Computational investigations of structural and energetic changes in chemical reactions at a metal-water interface pose a unique challenge of properly accounting for the effect of an aqueous environment on free energies of reactants, products and transition states while maintaining computational affordability of the model. A practical solution to this challenge is a hybrid quantum mechanics/molecular mechanics (QM/MM) approach that can provide a reasonably accurate energetic description of the complex metal-water system while offering a computational speedup of multiple orders of magnitude.

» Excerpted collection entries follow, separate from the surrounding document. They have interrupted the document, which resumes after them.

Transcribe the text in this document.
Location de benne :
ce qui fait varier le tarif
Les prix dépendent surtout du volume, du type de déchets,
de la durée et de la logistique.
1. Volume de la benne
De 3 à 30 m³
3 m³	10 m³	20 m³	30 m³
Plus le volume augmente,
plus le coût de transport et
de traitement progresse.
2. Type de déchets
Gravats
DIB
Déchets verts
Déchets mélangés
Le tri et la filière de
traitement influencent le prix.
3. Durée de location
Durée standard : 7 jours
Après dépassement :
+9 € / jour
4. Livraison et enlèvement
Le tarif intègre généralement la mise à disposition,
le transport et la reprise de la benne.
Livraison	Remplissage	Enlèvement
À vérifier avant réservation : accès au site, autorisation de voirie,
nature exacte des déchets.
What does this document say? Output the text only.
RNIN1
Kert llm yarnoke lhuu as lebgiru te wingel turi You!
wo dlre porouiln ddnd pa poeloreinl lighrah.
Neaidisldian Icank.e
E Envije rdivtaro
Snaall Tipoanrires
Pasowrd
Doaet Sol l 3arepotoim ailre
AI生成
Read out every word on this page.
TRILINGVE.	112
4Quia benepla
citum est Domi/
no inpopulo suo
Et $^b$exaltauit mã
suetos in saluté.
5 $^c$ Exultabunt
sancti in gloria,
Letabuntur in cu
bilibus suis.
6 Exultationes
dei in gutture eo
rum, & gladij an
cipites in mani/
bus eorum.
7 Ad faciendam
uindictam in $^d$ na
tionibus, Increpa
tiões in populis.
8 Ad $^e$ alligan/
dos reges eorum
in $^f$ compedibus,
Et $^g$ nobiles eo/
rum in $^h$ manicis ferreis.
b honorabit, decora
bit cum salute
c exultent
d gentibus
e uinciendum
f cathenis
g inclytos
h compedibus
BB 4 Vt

            In this talk, we discuss the development of a QM/MM free energy perturbation (FEP) method for modeling heterogeneously catalyzed chemical reactions at metal-water interfaces. This novel QM/MM framework combines planewave density function theory (DFT), periodic electrostatic embedded cluster method (PEECM) calculations using Gaussian-type orbitals, and classical molecular dynamics (MD) simulations to obtain an accurate energetic description of the complex metal-water system. We derive a potential of mean force (PMF) description of the reaction system within the QM/MM framework. A fixed-size, finite ensemble of MM conformations is used to permit a precise evaluation of the PMF of QM coordinates and its gradient defined within this ensemble. Local conformations of adsorbed reaction moieties are optimized using sequential MD-sampling and QM-optimization steps. The reaction coordinate is constructed using sufficient number of interpolated states, and free energy difference between adjacent states is calculated using QM/MM-FEP method. By avoiding on-the-fly QM calculations and by circumventing the challenges associated with statistical averaging during MD sampling, a computational speedup of multiple orders of magnitude is realized. The method is systematically validated against the results of ab initio QM calculations and demonstrated for C-C cleavage in double-dehydrogenated ethylene glycol on Pt (111) surface.